Angie Plummer, Cecile Godde, Matthew Evans and Andy Lowe
Can we really tackle climate change without addressing our relationship with meat consumption and the livestock industry? Ditching the snag on the BBQ and shifting to a more plant based diet is a demand-side solution but only half the consumption / production equation. What needs to be done to change a livestock industry that contributes 15% of the world’s greenhouse gas emissions? That’s even more than the transportation sector.
Inaugural Director of Food Innovation at the University of Adelaide, Andy Lowe, Less Meat Less Heat CEO Angie Plummer, CSIRO food systems scientist, Cecile Godde and farmer/SBS TV food documentary maker, Matthew Evans have a few thoughts on where to start, even if you don’t want to become a vegan.
Quentin Beresford and David Ritter
Our Prime Minister recently declared the need for “fair dinkum power" when the wind isn't blowing and the sun isn't shining. But can this “fair dinkum power” be good for the planet, leaving the 90 per cent of the nation’s coal reserves in the ground estimated for Australia to meet the goals of the Paris Climate Agreement?

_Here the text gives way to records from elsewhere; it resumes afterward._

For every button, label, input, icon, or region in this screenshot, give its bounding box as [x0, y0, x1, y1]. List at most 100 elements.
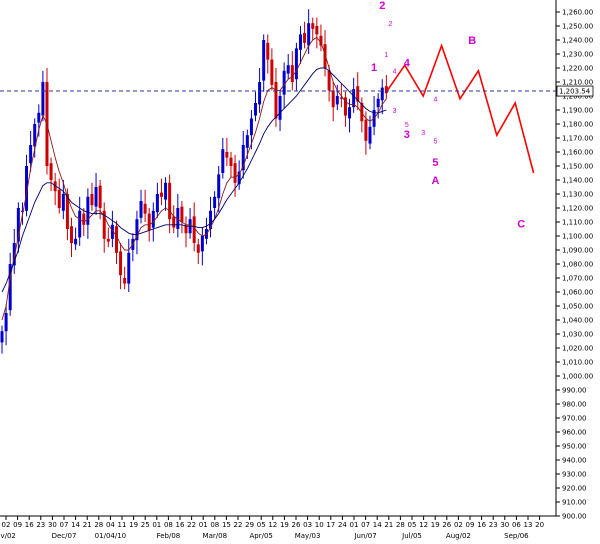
x-tick-label: 10	[315, 521, 324, 529]
candle	[110, 210, 114, 248]
x-tick-label: 09	[13, 521, 22, 529]
y-axis: 900.00 910.00 920.00 930.00 940.00 950.00 960.…	[556, 9, 593, 521]
candle	[4, 304, 8, 346]
y-tick-label: 1,170.00	[562, 135, 593, 143]
candle	[8, 252, 12, 316]
candle	[12, 229, 16, 274]
y-tick-label: 1,050.00	[562, 303, 593, 311]
candle	[237, 160, 241, 190]
candle	[180, 201, 184, 234]
y-tick-label: 990.00	[562, 387, 587, 395]
candle	[61, 180, 65, 220]
x-tick-label: 24	[338, 521, 347, 529]
candle	[123, 266, 127, 290]
candle	[119, 243, 123, 290]
x-tick-label: 26	[442, 521, 451, 529]
x-month-label: 01/04/10	[95, 532, 126, 540]
x-tick-label: 25	[141, 521, 150, 529]
wave-label: 5	[433, 139, 437, 146]
candle	[25, 154, 29, 217]
wave-label: C	[517, 219, 525, 231]
wave-label: 4	[433, 97, 437, 104]
candle	[155, 182, 159, 218]
x-month-label: Aug/02	[446, 532, 471, 540]
candle	[90, 182, 94, 211]
candles	[0, 9, 388, 354]
y-tick-label: 1,140.00	[562, 177, 593, 185]
candle	[106, 227, 110, 248]
candle	[229, 152, 233, 178]
x-tick-label: 13	[524, 521, 533, 529]
candle	[41, 70, 45, 122]
candle	[221, 138, 225, 179]
candle	[380, 79, 384, 115]
y-tick-label: 1,070.00	[562, 275, 593, 283]
candle	[74, 227, 78, 250]
y-tick-label: 1,150.00	[562, 163, 593, 171]
current-price: 1,203.54	[0, 85, 594, 97]
x-tick-label: 22	[187, 521, 196, 529]
x-month-label: Feb/08	[157, 532, 181, 540]
candle	[319, 24, 323, 52]
candle	[209, 196, 213, 238]
ma-short-line	[1, 36, 387, 321]
candle	[315, 17, 319, 49]
y-tick-label: 1,250.00	[562, 23, 593, 31]
y-tick-label: 940.00	[562, 457, 587, 465]
y-tick-label: 980.00	[562, 401, 587, 409]
wave-label: 4	[393, 69, 397, 76]
candle	[94, 173, 98, 215]
x-tick-label: 12	[268, 521, 277, 529]
wave-label: 3	[393, 108, 397, 115]
x-tick-label: 01	[152, 521, 161, 529]
candle	[102, 202, 106, 253]
candle	[213, 191, 217, 220]
y-tick-label: 950.00	[562, 443, 587, 451]
candle	[184, 216, 188, 248]
y-tick-label: 1,040.00	[562, 317, 593, 325]
candle	[298, 26, 302, 64]
candle	[159, 178, 163, 206]
x-tick-label: 16	[477, 521, 486, 529]
x-tick-label: 19	[129, 521, 138, 529]
y-tick-label: 1,020.00	[562, 345, 593, 353]
x-tick-label: 17	[326, 521, 335, 529]
x-tick-label: 22	[234, 521, 243, 529]
candle	[217, 166, 221, 213]
wave-label: 3	[404, 129, 410, 141]
x-tick-label: 30	[500, 521, 509, 529]
wave-label: 1	[371, 62, 377, 74]
x-tick-label: 16	[176, 521, 185, 529]
candle	[172, 205, 176, 234]
candle	[16, 202, 20, 253]
x-tick-label: 06	[512, 521, 521, 529]
x-tick-label: 15	[222, 521, 231, 529]
y-tick-label: 1,120.00	[562, 205, 593, 213]
y-tick-label: 1,090.00	[562, 247, 593, 255]
x-tick-label: 23	[489, 521, 498, 529]
candle	[139, 189, 143, 224]
candle	[241, 131, 245, 179]
candle	[57, 178, 61, 214]
candle	[303, 21, 307, 49]
candle	[0, 325, 4, 354]
candle	[29, 131, 33, 172]
x-tick-label: 12	[419, 521, 428, 529]
candle	[286, 54, 290, 80]
candle	[343, 91, 347, 127]
wave-label: 3	[421, 130, 425, 137]
y-tick-label: 900.00	[562, 513, 587, 521]
candle	[168, 174, 172, 234]
x-month-label: Dec/07	[52, 532, 77, 540]
y-tick-label: 1,160.00	[562, 149, 593, 157]
x-tick-label: 02	[454, 521, 463, 529]
x-month-label: May/03	[295, 532, 321, 540]
candle	[86, 188, 90, 239]
y-tick-label: 1,010.00	[562, 359, 593, 367]
candle	[114, 220, 118, 264]
wave-label: 5	[405, 122, 409, 129]
y-tick-label: 1,190.00	[562, 107, 593, 115]
y-tick-label: 920.00	[562, 485, 587, 493]
candle	[225, 138, 229, 166]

Join Prof Quentin Beresford (author of Adani and the War on Coal) and David Ritter (Greenpeace CEO and author of The Coal Truth) as they discuss the Adani saga and the power behind our government’s passion for coal over a 100% renewable energy future.
Peter Owen, Bunna Lawrie and Jodie Rummer
Peter Owen (The Wilderness Society), Bunna Lawrie (Mirning Elder and Coloured Stone frontman) and Jodie Rummer (marine scientist, James Cook University) represent a large and growing movement of concerned people, councils, businesses, industries, environmental and scientific organisations opposing the proposed drilling by Norwegian oil company Equinor in The Great Australian Bight.
It’s a David versus Goliath battle in one of the most pristine and diverse ocean environments left on Earth. On one side, Equinor’s supporters point to jobs and economic benefits for the state, while the other highlights oil-spill modelling that shows catastrophic consequences for fisheries and tourism industries worth over $1.5 billion collectively per annum. The risks are real and battle lines are drawn. Find out what the future holds for oil drilling in the Bight.